According to a letter from Russia’s oil and gas giant Gazprom, the company has declared force majeure on gas supply to Europe for at least one large customer, adding to European fears of fuel shortages.
The legal force of the letter, dated July 14 and reviewed by Reuters on Monday, is to insulate Gazprom from compensation payments for disrupted supplies, but it risks raising tensions between Russia and the West over the invasion of Ukraine, which Moscow terms a “special military operation.”
According to the letter, Gazprom, which has a monopoly on Russian gas exports via pipeline, was unable to meet its supply obligations due to “exceptional” circumstances.
It stated that the force majeure provision, which allows a company to be released from contractual commitments due to conditions beyond its control, was retroactively effective beginning June 14.
The letter, according to a trading source who asked not to be identified due to the delicacy of the topic, concerned shipments via the Nord Stream 1 pipeline, a significant supply route to Germany and beyond.
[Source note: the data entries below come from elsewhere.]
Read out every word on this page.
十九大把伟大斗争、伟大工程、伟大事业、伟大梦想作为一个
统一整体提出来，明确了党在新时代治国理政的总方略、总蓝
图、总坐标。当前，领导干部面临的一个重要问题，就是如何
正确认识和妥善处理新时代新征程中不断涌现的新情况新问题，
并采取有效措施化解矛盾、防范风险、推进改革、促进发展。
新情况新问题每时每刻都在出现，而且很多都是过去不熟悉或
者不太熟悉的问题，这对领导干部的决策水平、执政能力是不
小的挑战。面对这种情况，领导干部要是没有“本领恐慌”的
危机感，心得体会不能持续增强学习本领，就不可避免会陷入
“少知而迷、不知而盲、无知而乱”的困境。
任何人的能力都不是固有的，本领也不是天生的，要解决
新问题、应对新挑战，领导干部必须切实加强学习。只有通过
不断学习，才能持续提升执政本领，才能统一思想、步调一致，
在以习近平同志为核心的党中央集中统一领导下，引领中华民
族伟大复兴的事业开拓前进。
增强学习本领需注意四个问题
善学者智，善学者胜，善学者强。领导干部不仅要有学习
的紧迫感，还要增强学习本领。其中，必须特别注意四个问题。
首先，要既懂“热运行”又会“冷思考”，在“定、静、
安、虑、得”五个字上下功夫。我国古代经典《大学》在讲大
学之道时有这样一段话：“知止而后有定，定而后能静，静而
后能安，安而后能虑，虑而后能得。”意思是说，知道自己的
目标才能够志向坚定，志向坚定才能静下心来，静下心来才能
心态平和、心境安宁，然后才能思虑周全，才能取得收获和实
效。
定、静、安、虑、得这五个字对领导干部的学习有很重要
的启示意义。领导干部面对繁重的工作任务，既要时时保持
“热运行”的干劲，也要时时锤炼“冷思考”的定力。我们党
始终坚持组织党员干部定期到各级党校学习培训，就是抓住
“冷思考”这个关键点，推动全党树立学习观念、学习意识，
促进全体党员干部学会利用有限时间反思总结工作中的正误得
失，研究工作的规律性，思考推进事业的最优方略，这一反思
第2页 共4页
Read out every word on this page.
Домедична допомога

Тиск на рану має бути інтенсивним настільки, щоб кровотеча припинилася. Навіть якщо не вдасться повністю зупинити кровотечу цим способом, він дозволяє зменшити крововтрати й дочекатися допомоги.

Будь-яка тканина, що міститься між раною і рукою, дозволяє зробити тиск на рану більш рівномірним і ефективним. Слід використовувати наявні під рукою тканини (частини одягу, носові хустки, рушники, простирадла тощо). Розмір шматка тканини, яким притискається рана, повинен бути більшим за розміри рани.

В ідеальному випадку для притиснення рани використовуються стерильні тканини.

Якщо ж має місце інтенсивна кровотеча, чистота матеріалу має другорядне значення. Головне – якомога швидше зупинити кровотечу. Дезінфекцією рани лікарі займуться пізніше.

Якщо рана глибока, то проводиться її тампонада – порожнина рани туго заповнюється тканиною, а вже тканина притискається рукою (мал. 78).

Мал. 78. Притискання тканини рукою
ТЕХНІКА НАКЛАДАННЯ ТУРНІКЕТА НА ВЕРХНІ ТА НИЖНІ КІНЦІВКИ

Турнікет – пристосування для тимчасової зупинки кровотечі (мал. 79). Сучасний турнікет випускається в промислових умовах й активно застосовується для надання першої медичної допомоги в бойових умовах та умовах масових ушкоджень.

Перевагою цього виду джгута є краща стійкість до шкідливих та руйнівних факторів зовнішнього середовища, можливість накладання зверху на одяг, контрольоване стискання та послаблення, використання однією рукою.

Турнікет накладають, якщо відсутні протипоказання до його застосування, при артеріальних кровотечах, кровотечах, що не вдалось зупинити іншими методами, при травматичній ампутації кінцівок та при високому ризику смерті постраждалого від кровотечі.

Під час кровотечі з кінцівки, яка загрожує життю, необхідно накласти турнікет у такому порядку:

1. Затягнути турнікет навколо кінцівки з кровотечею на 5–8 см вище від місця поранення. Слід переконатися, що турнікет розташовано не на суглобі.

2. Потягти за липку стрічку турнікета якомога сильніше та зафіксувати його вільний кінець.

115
Gazprom did not respond immediately.
The Nord Stream 1 pipeline is closed for annual maintenance, which is scheduled to end on July 21, but some of Gazprom’s European clients are concerned that supplies would be disrupted.
One of them, Austrian oil and gas giant OMV, said on Monday that it expected gas exports from Russia to restart as planned through the Nord Stream 1 pipeline.
Even before Nord Stream began maintenance on July 11, Gazprom limited exports across the Baltic Sea pipeline to Germany on June 14, citing a turbine being fixed in Canada by equipment supplier Siemens Energy.
Gazprom’s declaration of force majeure takes effect on June 14, absolving it of any liability for deficits since then.
The European Union, which has put sanctions on Moscow, intends to phase out Russian fossil fuels by 2027 but wants supply to continue for the time being while alternative sources are developed.
Russian gas supplies have decreased via main routes such as Ukraine and Belarus, as well as Nord Stream 1 under the Baltic Sea.